Would MHI, the parent company of three builder brands—Wilshire Homes, Coventry Homes, and Plantation Homes—have the time and resources to plan and execute this project while keeping pace in the competitive Texas home building landscape?
Challenge Accepted
What MHI—specifically, its Wilshire Homes brand, which builds in Austin and San Antonio—accepted was an invitation from Operation Finally Home to construct a home in Round Rock, Texas. A nonprofit organization based in New Braunfels, Texas, Operation Finally Home supplies mortgage-free homes to veterans and their families.
Founded in 2005, Operation Finally Home has its fingerprints on more than 200 homes in 33 states that alternatively have been completed, are currently in construction, or are currently in planning. Its team selects veterans who are wounded, ill, or injured, or widows of the fallen, and offers them a home. It also finds a builder willing to construct the home and a lot on which to build it.

“We don’t tell the builders how to build or what to build,” says Dan Wallrath, president and founder of Operation Finally Home. “I was a builder for over 30 years. Building a home is the easiest thing a builder can do so we don’t get involved in the construction itself. What we do is an assessment of needs on the family, and we give it to the builder.”
Wallrath has focused on Operation Finally Home full time since walking away from his Houston-based company, Dan Wallrath Custom Home, in 2015.
“Everybody wants to help our veterans but some people don’t know how,” Wallrath says. “We provide the process and the infrastructure to let builders do what they do best, which is build homes, and then we’re able to utilize their resources to get as many of the materials and supplies donated as possible to make it affordable.”
One challenge Tesch was apprehensive about when Operation Finally Home first reached out to him was that of bringing enough suppliers and contractors on board. “Everybody is so busy, [I was] nervous where the dollars were going to come from if they weren’t able to chip in,” he says.
The nerves quickly dissipated after meeting with local suppliers and contractors in spring 2016. “The response was overwhelming,” he says. “I had both AC companies that I work with angling to see who could do more.”
And the big question as to where the home would be built was soon answered after local developer Blake Magee donated a lot in the Paloma Lake master-planned community.
Wallrath wasn’t surprised by the industry’s response. It’s something he’s seen for 12 years. “They come out of the woodwork to build for a veteran,” he says.
In this instance, the involved parties would build a 2,752-square-foot home for the Nelms family. Nick and Shelby Nelms, who have two children, both suffered combat injuries when serving in Afghanistan.
Following a surprise announcement on live radio telling the Nelms about their new home, the project broke ground on May 17, 2016.
“Everything changed for us when we met the family,” Tesch recalls. “It made it that much more special.”

This was not just another house for MHI—which ranked No. 36 on the latest BUILDER 100 list with 1,504 deliveries in 2016. In addition to the pomp and circumstance that surrounded its construction, it was different, Tesch says. “Our trade partners were willing to be ‘Johnny on the Spot’ for this project,” he says. “It’s a little different from my subdivisions (where) my for-sale units are.
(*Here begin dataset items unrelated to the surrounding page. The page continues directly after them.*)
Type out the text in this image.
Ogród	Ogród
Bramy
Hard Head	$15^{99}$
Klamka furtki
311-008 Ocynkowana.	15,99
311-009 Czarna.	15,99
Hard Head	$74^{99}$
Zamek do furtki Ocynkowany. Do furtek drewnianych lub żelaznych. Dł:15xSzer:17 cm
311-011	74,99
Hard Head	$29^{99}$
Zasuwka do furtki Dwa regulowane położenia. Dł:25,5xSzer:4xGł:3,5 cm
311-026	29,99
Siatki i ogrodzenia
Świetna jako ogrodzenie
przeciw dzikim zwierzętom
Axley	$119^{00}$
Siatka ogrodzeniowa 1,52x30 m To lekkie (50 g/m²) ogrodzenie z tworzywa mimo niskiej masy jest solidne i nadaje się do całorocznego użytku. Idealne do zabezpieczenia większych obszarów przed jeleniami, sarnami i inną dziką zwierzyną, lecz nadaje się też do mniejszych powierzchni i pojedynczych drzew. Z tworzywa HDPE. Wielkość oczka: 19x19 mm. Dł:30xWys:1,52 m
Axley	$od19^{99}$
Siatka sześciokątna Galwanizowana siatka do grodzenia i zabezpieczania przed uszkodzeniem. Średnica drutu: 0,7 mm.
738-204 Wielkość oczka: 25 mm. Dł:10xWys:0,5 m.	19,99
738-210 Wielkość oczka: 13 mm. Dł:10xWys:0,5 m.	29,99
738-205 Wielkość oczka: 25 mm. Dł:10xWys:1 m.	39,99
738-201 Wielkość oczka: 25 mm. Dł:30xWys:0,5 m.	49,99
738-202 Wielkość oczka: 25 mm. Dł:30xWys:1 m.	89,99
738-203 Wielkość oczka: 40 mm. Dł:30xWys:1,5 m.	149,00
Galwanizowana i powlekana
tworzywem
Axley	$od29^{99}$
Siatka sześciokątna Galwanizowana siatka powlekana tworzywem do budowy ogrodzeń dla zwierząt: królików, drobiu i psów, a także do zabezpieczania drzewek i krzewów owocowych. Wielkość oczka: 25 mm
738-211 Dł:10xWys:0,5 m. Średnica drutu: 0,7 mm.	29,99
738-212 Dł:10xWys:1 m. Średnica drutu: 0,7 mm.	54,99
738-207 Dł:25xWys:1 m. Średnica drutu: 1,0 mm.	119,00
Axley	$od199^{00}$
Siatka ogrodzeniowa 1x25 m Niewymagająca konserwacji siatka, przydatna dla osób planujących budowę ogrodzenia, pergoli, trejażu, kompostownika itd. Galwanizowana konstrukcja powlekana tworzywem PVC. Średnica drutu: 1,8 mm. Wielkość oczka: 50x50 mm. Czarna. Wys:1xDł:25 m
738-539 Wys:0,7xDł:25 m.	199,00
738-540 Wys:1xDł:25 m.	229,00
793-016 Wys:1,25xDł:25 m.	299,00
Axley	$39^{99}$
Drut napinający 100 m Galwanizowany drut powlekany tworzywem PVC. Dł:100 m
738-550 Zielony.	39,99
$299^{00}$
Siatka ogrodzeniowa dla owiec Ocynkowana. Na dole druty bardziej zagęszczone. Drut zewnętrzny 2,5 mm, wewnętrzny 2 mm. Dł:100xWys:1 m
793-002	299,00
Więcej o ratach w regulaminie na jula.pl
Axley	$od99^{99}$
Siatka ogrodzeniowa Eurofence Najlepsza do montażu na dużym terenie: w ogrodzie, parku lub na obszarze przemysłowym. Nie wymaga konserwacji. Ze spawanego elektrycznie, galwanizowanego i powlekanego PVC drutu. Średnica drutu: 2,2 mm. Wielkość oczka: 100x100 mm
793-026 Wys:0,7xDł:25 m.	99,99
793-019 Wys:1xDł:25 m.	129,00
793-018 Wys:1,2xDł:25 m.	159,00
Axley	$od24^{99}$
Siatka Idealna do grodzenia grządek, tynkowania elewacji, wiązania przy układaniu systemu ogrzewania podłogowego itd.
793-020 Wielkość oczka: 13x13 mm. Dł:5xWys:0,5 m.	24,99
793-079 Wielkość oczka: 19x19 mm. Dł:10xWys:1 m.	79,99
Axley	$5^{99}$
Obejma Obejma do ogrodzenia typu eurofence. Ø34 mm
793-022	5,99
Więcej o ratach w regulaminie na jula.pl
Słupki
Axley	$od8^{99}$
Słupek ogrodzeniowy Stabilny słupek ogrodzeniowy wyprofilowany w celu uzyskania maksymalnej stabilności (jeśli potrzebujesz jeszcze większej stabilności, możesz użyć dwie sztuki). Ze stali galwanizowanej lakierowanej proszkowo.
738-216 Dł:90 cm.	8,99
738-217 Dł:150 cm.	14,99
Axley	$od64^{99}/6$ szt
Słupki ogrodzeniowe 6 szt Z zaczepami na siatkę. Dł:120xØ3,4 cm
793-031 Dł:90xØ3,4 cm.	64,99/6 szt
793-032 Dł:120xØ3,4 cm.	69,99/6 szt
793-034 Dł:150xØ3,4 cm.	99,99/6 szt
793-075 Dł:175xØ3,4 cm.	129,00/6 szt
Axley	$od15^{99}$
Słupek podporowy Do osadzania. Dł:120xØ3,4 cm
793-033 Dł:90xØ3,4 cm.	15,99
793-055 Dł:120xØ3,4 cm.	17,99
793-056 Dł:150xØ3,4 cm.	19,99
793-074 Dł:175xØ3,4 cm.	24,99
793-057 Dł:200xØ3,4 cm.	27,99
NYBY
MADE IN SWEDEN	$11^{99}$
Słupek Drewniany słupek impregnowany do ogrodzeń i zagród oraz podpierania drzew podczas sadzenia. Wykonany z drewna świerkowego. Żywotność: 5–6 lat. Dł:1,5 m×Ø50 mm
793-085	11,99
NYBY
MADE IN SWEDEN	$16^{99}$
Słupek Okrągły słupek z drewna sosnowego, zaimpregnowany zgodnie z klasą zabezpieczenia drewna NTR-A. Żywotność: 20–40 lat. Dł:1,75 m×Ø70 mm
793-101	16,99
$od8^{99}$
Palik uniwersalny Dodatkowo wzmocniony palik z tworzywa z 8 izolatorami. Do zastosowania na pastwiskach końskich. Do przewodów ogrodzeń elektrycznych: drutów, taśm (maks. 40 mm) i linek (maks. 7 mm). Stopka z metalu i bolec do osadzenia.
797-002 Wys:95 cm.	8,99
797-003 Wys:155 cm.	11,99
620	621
It seemed like this one went up faster because everyone was so eager.”
Tesch was one of the handful of people who accompanied the Nelms inside their home for the first time in December, and he recalls that Shelby began to cry after walking into her daughter’s bedroom. Shelby said it was the first time her daughter would have her own room, according to Tesch. “That part was extremely rewarding and life changing to be a part of,” he says.
Molly Halliday, senior vice president of marketing and project management for Operation Finally Home, says Tesch’s experience is nothing new. “It changes the lives of the veterans, but it also changes the lives of everyone associated with the project because you really feel you’re helping your community and you’re making the world a better place,” she says.
For Tesch and the team at MHI, the experience was something they won’t soon forget. And that new experience will come in handy when MHI breaks ground on its next Operation Finally Home project, in Houston, this year, under its Coventry Homes brand.
“We’re just doing one house,” Tesch says of the home in Round Rock, “when there need to be thousands to help everybody who has made these sacrifices.”